High-Speed Trading Executives Shut Firm

A high-frequency trading firm founded less than two years ago by former Citigroup executives is ending operations as the industry confronts a slowdown.

The firm, Eladian Partners, was started in early 2011 by two pioneers in high-speed trading, Steve Swanson and Peter Kent. It grew to more than 50 employees and had offices in New York, London and South Carolina that were focused on buying and selling stocks and exchange-traded funds.

A spokeswoman for the company confirmed the firm had shut down “due to market conditions.”

High-speed trading firms have come to dominate trading in American stocks over the last decade with sophisticated computer programs that allow them to hop in and out of positions, taking advantage of small changes in prices. They have recently faced scrutiny from regulators and politicians, who have worried that the traders have an advantage over traditional investors.
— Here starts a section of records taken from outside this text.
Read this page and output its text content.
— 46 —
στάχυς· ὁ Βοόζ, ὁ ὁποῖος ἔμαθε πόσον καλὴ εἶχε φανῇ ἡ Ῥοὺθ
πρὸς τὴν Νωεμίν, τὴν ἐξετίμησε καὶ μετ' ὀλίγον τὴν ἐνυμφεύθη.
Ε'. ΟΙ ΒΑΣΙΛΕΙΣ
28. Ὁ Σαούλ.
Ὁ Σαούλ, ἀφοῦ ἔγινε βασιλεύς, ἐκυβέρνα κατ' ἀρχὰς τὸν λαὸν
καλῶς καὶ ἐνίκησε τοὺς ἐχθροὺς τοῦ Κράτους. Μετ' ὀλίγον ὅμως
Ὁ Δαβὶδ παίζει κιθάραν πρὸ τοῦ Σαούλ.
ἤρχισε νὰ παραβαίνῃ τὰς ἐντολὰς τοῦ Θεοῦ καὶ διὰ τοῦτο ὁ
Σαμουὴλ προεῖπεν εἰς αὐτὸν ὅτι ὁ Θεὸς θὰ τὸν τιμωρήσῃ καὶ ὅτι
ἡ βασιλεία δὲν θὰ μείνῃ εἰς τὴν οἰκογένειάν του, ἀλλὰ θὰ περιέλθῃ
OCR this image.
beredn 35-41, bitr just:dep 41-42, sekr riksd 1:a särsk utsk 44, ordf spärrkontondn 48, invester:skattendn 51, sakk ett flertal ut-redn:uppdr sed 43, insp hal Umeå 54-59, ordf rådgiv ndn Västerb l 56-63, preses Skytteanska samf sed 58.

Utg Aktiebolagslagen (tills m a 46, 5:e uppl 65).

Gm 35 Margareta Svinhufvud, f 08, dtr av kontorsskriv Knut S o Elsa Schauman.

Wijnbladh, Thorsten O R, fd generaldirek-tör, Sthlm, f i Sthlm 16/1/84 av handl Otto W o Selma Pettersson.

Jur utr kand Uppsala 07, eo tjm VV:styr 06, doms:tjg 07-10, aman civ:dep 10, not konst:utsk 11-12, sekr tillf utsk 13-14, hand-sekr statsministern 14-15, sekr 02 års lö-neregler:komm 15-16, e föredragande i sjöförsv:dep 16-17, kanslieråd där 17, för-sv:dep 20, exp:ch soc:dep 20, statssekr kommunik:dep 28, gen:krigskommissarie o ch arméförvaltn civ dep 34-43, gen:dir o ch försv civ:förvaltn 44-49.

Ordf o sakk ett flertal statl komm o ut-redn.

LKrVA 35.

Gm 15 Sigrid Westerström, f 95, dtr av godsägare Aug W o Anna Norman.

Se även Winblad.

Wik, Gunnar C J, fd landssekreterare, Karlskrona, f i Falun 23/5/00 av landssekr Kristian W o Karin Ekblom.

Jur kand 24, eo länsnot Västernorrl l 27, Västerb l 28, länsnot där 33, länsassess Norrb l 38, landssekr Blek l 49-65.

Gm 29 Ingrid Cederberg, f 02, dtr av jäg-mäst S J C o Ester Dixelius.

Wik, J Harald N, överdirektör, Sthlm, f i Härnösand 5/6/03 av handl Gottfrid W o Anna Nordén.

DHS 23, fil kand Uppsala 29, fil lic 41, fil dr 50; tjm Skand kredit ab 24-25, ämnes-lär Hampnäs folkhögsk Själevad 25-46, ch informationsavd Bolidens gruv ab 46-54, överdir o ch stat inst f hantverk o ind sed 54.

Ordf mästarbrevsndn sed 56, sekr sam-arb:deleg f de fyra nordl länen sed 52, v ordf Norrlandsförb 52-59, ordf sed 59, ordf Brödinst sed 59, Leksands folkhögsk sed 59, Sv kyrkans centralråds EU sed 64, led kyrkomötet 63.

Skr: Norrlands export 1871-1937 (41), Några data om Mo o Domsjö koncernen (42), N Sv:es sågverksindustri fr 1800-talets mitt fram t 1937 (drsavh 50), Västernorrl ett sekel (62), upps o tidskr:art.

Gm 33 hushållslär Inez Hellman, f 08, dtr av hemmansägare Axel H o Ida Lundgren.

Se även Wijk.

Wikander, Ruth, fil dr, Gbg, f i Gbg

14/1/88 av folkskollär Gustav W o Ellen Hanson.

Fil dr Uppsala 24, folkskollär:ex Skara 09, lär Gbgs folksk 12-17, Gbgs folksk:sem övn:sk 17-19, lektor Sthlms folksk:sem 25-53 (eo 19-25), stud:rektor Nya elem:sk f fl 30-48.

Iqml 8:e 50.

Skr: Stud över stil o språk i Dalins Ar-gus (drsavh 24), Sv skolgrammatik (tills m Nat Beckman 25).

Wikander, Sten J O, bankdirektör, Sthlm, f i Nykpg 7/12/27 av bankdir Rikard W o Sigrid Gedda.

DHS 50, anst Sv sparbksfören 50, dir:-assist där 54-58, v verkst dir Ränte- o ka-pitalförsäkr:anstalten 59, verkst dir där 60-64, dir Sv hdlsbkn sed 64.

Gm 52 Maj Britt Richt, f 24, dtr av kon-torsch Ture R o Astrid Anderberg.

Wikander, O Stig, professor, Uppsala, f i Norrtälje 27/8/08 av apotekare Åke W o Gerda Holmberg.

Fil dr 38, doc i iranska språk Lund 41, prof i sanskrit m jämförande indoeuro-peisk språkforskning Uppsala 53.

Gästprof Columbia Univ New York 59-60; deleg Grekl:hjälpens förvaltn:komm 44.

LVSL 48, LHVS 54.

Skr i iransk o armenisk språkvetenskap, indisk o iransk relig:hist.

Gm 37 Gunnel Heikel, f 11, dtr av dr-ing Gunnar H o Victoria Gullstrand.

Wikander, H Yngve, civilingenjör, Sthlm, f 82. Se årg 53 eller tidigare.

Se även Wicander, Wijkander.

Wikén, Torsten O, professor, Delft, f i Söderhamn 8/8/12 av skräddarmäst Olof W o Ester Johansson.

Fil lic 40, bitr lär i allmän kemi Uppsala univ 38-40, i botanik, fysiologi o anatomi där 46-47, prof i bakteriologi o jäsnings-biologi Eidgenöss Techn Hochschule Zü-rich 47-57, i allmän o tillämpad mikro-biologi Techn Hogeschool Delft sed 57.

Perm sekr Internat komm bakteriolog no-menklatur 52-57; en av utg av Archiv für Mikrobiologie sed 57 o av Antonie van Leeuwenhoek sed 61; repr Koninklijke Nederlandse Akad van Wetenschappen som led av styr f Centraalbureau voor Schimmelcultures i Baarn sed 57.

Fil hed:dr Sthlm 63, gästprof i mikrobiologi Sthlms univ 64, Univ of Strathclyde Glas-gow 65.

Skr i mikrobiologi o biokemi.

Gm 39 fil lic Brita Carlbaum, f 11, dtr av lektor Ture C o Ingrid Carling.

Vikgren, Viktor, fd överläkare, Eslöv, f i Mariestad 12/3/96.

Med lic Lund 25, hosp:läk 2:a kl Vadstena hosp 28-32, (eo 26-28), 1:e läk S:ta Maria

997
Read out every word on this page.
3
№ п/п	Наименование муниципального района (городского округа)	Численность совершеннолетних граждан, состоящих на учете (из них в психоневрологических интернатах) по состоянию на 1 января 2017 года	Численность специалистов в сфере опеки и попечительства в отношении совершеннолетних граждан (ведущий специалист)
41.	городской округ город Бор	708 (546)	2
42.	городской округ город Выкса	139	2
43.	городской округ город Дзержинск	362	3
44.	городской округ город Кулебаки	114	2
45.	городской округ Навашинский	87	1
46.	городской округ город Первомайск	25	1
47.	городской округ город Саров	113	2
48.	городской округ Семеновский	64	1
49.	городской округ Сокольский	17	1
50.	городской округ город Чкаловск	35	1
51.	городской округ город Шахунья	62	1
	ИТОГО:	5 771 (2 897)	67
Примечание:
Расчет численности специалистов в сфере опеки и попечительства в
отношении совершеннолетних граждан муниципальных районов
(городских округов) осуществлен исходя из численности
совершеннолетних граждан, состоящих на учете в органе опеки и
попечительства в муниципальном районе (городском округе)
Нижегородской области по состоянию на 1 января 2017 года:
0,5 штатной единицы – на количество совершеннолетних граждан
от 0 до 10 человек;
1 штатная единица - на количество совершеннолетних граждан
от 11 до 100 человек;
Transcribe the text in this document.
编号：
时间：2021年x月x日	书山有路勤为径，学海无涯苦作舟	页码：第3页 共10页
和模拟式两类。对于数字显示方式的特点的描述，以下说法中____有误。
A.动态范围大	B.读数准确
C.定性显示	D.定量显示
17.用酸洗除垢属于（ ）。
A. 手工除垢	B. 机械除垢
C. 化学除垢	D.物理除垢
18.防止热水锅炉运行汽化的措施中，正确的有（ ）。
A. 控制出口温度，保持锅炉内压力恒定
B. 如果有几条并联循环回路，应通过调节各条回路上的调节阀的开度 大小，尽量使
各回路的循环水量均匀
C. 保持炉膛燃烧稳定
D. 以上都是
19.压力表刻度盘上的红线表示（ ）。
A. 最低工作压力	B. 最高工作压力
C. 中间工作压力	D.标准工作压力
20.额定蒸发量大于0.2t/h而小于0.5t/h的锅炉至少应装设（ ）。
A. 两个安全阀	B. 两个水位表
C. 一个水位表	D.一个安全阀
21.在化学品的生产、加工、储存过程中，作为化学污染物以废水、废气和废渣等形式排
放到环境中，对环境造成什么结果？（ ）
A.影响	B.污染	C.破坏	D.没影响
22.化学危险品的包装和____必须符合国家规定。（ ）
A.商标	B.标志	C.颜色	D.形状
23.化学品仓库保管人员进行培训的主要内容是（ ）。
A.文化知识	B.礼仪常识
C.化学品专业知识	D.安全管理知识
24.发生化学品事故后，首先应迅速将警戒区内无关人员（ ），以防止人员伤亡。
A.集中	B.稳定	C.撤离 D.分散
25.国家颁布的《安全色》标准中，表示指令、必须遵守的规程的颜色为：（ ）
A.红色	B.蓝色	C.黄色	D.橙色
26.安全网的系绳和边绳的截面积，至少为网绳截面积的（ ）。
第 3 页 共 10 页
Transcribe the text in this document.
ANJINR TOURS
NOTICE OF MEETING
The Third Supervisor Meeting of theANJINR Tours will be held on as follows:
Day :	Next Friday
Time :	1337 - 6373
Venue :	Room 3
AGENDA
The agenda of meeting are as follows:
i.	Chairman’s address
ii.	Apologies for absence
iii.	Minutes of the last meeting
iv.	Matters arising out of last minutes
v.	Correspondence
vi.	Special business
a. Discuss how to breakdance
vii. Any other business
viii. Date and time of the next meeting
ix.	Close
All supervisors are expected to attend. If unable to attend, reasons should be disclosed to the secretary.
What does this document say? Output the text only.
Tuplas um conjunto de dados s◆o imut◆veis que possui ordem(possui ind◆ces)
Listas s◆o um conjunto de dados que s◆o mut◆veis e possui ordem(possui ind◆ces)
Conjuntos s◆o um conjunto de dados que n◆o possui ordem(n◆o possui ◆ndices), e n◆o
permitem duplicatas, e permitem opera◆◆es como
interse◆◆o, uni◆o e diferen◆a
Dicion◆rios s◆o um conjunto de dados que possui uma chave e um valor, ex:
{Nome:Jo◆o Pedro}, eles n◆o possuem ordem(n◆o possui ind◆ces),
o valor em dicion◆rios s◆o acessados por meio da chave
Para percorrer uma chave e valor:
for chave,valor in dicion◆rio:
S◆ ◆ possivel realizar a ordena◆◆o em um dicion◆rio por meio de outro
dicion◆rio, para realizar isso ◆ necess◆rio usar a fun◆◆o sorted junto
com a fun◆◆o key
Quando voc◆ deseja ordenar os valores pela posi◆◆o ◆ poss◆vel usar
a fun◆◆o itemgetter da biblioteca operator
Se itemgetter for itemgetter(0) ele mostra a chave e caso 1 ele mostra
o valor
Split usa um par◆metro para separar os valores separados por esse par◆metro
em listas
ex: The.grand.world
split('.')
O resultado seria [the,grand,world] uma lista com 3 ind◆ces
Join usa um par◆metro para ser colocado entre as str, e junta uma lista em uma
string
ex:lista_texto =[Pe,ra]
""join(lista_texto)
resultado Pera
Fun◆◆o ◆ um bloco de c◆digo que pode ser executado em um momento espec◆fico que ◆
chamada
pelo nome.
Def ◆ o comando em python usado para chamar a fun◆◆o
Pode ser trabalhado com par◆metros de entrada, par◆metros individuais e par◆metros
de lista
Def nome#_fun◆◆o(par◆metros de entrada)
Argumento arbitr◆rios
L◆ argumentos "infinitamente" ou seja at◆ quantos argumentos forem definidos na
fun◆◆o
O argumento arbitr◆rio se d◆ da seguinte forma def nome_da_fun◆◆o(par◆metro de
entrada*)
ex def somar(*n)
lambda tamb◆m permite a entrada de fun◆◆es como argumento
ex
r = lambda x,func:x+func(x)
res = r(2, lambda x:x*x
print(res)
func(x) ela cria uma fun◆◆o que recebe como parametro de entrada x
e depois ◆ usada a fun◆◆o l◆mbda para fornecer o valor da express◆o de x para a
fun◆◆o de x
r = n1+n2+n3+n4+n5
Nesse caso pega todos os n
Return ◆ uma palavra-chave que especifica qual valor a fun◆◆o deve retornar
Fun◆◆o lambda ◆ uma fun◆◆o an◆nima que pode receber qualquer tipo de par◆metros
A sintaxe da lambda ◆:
There are growing signs that the business of high-speed trading, or electronic market-making as it is sometimes called, is shrinking because of the steadily declining volume on the world’s stock exchanges over the last four years. At the same time, the demands of keeping up with the quickly evolving technology have eaten away at the bottom line.

The brokerage firm Rosenblatt Securities estimated that the profits these firms were expected to earn this year from trading American stocks would be down 35 percent from last year and 74 percent from 2009, at the industry’s peak.

Doug Cifu, the president of another high-speed firm, Virtu Financial, said Tuesday that “Eladian’s failure demonstrates how difficult it is for market-making firms to prosper in current market conditions.”

Neither of Eladian’s founders were available to comment on the decision to close the firm.

Mr. Swanson and Mr. Kent both helped build one of the first major players in the high-speed industry, Automated Trading Desk. It was sold to Citi in 2007 for $680 million and became a central part of that bank’s trading operations.

Mr. Swanson and Mr. Kent initially stayed on at Citi, but left in 2010, not long before founding Eladian.

On its Web site, the company had stated that: “Trading in today’s market requires exceptional talent and experience coupling superior technology with a unique and innovative approach to trading. Eladian Partners is a global multi-asset class trading firm built on cutting edge technology combined with sophisticated quantitative trading strategies.”

By the end of Tuesday, the company Web site had been taken down.